Part Number: TPS62913-IBB-EVM
Other Parts Discussed in Thread: TPS62913

Hi, 

I have questions about IBB.

Q1. I am thinking of inserting a fuse as a measure against burning. Where is the best place to place it?

Q2. Should the IBB phase compensation parameters be the same as for the positive power supply?

Q3. When multiple devices generate multiple negative voltages, how far should the devices be from each other in terms of heat dissipation?

Q4. I would like to know the advantages and disadvantages of CUK converter and IBB.

Thanks,

Koki

  • Koki, 

    Thank you for your questions. 

    The TPS62913 has a current limit feature so you may not need a fuse for conditions of excessive load.  However, this depends on your specific application and the conditions that you are trying to protect against, such as shorting the input to output and bypassing the TPS62913 protection, which in that case you would want the fuse on the input.

    The inverting buck boost configuration results in a right half plane zero (RHPZ) that requires the crossover to be ~4 times lower than that value.  With some converters, you can re-compensate to achieve this, but with the TPS62913 and the internal fixed frequency, the only way to do that is to increase the output capacitance.  This is what is shown in the TPS62913 Inverting Buck Boost EVM User Guide. More detail on the IBB topology can be found here: https://www.ti.com/lit/an/snva856a/

    The spacing between devices for optimal heat dissipation depends on many factors such as board thickness, operating conditions, airflow, the application thermal targets, and the device performance.  The thermal performance of the TPS62913 can be calculated using the power dissipation in the device and estimating the temperature rise using the thermal parameter table in the datasheet.  

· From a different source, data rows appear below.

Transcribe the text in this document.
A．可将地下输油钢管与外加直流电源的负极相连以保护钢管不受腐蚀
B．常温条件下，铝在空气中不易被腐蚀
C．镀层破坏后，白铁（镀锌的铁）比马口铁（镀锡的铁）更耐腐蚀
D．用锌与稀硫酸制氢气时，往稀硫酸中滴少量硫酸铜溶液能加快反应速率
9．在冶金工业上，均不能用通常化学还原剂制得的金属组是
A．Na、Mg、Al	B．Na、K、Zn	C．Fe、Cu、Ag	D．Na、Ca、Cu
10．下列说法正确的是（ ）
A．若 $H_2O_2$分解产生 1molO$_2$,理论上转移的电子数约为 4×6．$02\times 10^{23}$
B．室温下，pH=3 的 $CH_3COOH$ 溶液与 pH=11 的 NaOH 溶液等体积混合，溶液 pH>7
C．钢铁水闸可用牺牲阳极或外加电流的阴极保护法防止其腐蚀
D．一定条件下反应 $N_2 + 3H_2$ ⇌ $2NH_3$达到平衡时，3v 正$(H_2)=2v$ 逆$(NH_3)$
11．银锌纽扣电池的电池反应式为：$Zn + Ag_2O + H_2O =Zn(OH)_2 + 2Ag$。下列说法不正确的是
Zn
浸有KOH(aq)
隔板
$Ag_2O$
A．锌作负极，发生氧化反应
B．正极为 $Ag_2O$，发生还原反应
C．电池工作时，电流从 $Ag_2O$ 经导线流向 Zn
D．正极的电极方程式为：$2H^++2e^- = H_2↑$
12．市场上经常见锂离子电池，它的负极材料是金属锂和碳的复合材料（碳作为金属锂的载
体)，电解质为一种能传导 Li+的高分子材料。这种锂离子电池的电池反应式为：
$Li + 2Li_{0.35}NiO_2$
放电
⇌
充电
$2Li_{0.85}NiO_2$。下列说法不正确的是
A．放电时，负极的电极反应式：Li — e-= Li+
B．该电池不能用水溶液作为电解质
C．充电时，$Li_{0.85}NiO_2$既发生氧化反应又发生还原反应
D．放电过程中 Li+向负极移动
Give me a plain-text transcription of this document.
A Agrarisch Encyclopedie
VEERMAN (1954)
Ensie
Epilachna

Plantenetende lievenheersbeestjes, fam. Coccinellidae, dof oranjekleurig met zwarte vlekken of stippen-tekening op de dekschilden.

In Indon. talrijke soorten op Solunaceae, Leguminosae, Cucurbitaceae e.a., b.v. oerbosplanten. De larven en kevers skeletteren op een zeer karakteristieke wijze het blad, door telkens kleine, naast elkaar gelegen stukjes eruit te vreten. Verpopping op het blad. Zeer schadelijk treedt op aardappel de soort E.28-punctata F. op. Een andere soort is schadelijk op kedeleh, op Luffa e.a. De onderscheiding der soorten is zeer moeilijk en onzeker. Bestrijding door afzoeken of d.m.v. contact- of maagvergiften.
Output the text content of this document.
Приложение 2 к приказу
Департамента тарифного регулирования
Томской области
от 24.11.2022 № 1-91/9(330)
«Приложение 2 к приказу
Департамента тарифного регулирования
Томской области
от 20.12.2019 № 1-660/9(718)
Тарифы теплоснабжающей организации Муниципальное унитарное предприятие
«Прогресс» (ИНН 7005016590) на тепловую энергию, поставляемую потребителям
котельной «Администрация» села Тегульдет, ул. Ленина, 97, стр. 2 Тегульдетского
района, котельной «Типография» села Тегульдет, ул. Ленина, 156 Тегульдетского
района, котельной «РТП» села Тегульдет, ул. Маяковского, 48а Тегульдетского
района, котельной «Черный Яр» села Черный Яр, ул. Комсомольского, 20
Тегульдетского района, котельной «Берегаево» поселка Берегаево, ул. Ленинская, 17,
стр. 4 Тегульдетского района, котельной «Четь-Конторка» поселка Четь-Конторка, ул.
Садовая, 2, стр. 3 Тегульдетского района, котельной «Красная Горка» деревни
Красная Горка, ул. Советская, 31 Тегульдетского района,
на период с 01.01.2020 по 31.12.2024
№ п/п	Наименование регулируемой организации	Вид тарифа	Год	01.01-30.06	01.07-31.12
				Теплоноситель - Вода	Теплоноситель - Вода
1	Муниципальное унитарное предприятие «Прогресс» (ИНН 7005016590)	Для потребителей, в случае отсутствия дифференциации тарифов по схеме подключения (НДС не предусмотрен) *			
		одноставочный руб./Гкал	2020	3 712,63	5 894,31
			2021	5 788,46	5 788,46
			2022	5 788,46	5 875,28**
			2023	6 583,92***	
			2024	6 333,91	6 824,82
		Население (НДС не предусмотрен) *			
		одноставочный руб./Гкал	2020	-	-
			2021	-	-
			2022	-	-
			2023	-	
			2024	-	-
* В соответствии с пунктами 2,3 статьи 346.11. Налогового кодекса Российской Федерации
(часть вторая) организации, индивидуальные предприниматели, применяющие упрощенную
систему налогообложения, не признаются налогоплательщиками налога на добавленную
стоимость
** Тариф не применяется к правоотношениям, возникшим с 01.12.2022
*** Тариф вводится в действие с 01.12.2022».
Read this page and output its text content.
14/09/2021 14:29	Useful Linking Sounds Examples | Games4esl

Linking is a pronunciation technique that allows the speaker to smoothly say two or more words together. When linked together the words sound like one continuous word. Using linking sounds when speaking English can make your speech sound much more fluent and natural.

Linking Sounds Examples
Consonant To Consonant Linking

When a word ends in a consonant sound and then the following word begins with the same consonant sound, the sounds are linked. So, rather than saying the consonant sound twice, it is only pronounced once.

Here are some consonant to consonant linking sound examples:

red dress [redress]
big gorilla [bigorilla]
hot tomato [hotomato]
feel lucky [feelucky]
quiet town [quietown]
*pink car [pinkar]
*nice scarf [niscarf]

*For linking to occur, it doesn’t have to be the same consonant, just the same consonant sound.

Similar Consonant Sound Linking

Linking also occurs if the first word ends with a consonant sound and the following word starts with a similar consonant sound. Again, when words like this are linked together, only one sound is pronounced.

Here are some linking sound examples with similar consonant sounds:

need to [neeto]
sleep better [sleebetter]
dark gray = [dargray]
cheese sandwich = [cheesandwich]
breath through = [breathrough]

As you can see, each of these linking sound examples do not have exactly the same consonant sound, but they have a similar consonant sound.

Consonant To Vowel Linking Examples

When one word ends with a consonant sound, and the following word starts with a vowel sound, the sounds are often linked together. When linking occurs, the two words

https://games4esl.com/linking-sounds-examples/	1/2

    Inverting outputs can be achieved with both CUK and IBB topologies.  The TI Power Topologies Handbook (https://www.ti.com/seclit/ug/slyu036/slyu036.pdf) has all the design equations to compare each topology in detail. In my opinion, the main reasons to use an IBB topology is that you can use almost any buck converter, as long as the input voltage tolerance is wide enough to cover the actual input voltage minus the output voltage (i.e., you need a 17V converter to achieve 12Vin and -3.3Vout with some margin), and you only need a single inductor. Keep in mind that in the IBB configuration, you will have a reduced output current capability versus the rated current limit due to the configuration.  With the CUK, you need a controller that is capable of boost, SEPIC, or flyback configuration as well as two inductors. 

    I hope this helps.